In the last few years there have been a handful of acts that have sold well beyond the industry’s expectations. Linkin Park, 50 Cent and a number of other acts have been successful in spite of the online file-sharing community. I would argue that they have been successful as a result of this community by spreading their songs to areas and audiences that might not have heard them before due to the singular voice of modern radio conglomerates and the singular vision of MTV and VH1. These acts were supported by their fans, utilized the Internet to spread their music and to foster the community at hand. The product was good. The community was strong, and the sales were high.

By now venturing outside of the Internet and into the local pub to subvert the community by creating a tense situation every time a local band plays a cover of “All Along The Watchtower” or “Evenflow,” the industry has proven its distance and lack of compassion for the same people that were responsible for its growth and excitement. Talk about biting the hand that feeds you!

As I’ve mentioned before, this whole thing is a lesson in Postmodern economics. The ultimate losers will be these guys in the suits trying to kill the goose that laid the golden egg. Consumers, and especially Pomos, are fed up with crap like this. They will demand their way and get it, even if it means the total annihilation of the copyright cartel.


  1. Clubs & Taverns have been caught for years & years trying to skip out on “performance rights” payments. This has always been enforced.

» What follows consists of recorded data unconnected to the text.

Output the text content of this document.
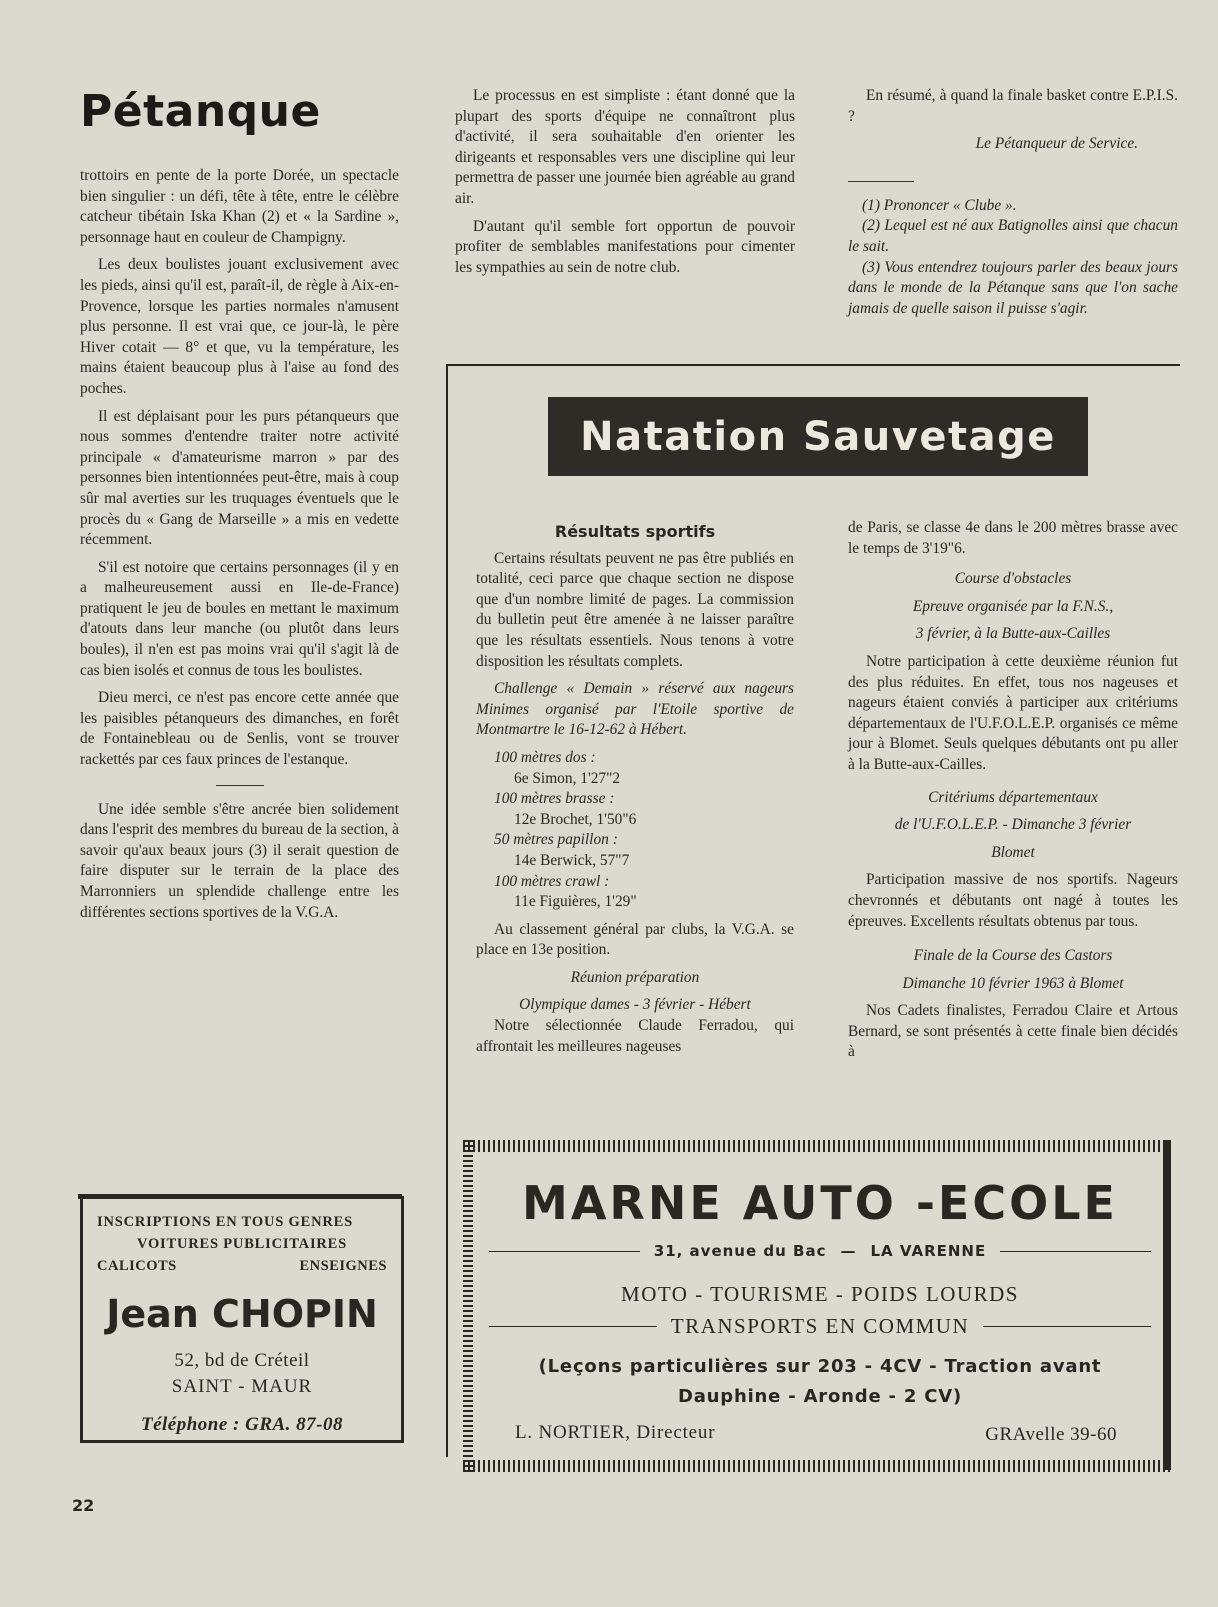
Pétanque

trottoirs en pente de la porte Dorée, un spectacle bien singulier : un défi, tête à tête, entre le célèbre catcheur tibétain Iska Khan (2) et « la Sardine », personnage haut en couleur de Champigny.

Les deux boulistes jouant exclusivement avec les pieds, ainsi qu'il est, paraît-il, de règle à Aix-en-Provence, lorsque les parties normales n'amusent plus personne. Il est vrai que, ce jour-là, le père Hiver cotait — 8° et que, vu la température, les mains étaient beaucoup plus à l'aise au fond des poches.

Il est déplaisant pour les purs pétanqueurs que nous sommes d'entendre traiter notre activité principale « d'amateurisme marron » par des personnes bien intentionnées peut-être, mais à coup sûr mal averties sur les truquages éventuels que le procès du « Gang de Marseille » a mis en vedette récemment.

S'il est notoire que certains personnages (il y en a malheureusement aussi en Ile-de-France) pratiquent le jeu de boules en mettant le maximum d'atouts dans leur manche (ou plutôt dans leurs boules), il n'en est pas moins vrai qu'il s'agit là de cas bien isolés et connus de tous les boulistes.

Dieu merci, ce n'est pas encore cette année que les paisibles pétanqueurs des dimanches, en forêt de Fontainebleau ou de Senlis, vont se trouver rackettés par ces faux princes de l'estanque.

Une idée semble s'être ancrée bien solidement dans l'esprit des membres du bureau de la section, à savoir qu'aux beaux jours (3) il serait question de faire disputer sur le terrain de la place des Marronniers un splendide challenge entre les différentes sections sportives de la V.G.A.

Le processus en est simpliste : étant donné que la plupart des sports d'équipe ne connaîtront plus d'activité, il sera souhaitable d'en orienter les dirigeants et responsables vers une discipline qui leur permettra de passer une journée bien agréable au grand air.

D'autant qu'il semble fort opportun de pouvoir profiter de semblables manifestations pour cimenter les sympathies au sein de notre club.

En résumé, à quand la finale basket contre E.P.I.S. ?

Le Pétanqueur de Service.

(1) Prononcer « Clube ».

(2) Lequel est né aux Batignolles ainsi que chacun le sait.

(3) Vous entendrez toujours parler des beaux jours dans le monde de la Pétanque sans que l'on sache jamais de quelle saison il puisse s'agir.

Natation Sauvetage
Résultats sportifs

Certains résultats peuvent ne pas être publiés en totalité, ceci parce que chaque section ne dispose que d'un nombre limité de pages. La commission du bulletin peut être amenée à ne laisser paraître que les résultats essentiels. Nous tenons à votre disposition les résultats complets.

Challenge « Demain » réservé aux nageurs Minimes organisé par l'Etoile sportive de Montmartre le 16-12-62 à Hébert.

100 mètres dos :
6e Simon, 1'27"2
100 mètres brasse :
12e Brochet, 1'50"6
50 mètres papillon :
14e Berwick, 57"7
100 mètres crawl :
11e Figuières, 1'29"

Au classement général par clubs, la V.G.A. se place en 13e position.

Réunion préparation

Olympique dames - 3 février - Hébert

Notre sélectionnée Claude Ferradou, qui affrontait les meilleures nageuses

de Paris, se classe 4e dans le 200 mètres brasse avec le temps de 3'19"6.

Course d'obstacles

Epreuve organisée par la F.N.S.,

3 février, à la Butte-aux-Cailles

Notre participation à cette deuxième réunion fut des plus réduites. En effet, tous nos nageuses et nageurs étaient conviés à participer aux critériums départementaux de l'U.F.O.L.E.P. organisés ce même jour à Blomet. Seuls quelques débutants ont pu aller à la Butte-aux-Cailles.

Critériums départementaux

de l'U.F.O.L.E.P. - Dimanche 3 février

Blomet

Participation massive de nos sportifs. Nageurs chevronnés et débutants ont nagé à toutes les épreuves. Excellents résultats obtenus par tous.

Finale de la Course des Castors

Dimanche 10 février 1963 à Blomet

Nos Cadets finalistes, Ferradou Claire et Artous Bernard, se sont présentés à cette finale bien décidés à

INSCRIPTIONS EN TOUS GENRES
VOITURES PUBLICITAIRES
CALICOTS	ENSEIGNES
Jean CHOPIN
52, bd de Créteil
SAINT - MAUR
Téléphone : GRA. 87-08
MARNE AUTO -ECOLE
31, avenue du Bac — LA VARENNE
MOTO - TOURISME - POIDS LOURDS
TRANSPORTS EN COMMUN
(Leçons particulières sur 203 - 4CV - Traction avant
Dauphine - Aronde - 2 CV)
L. NORTIER, Directeur	GRAvelle 39-60
22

I remember clubs back in the 69’s in my hometown of Raleigh, NC being hit with fines for non-payment of performance right fees. Clubs earn money mostly by selling alcohol, and attracting drinking patrons by offering live music means they must pay when musicians perform songs that are covered by performance rights (not all are, fyi)

    Old story, though now with the “evil RIAA” spin. Silly as blaming the FCC for enforcing illegal broadcasting regulations.

    — george tirebiter

  2. Point taken, but here’s a thought for you, George: So much has changed since the days when the copyright law was written that perhaps we ought to think about changing it. Heresy, eh? I know.

  3. They are shooting themselves in the foot, george, because they’re making it so damn difficult for people to enjoy their art, which is their real product.

    I’ll give you an example. Do you know which two of my bills get paid in full and perfectly on time every month? The two that I have automatic draft for — the two that are *easiest* to pay, because I have to do NOTHING. Now, that’s an extreme example, but if these greedy bozos would get creative and make it easy for their artists to get paid, they would!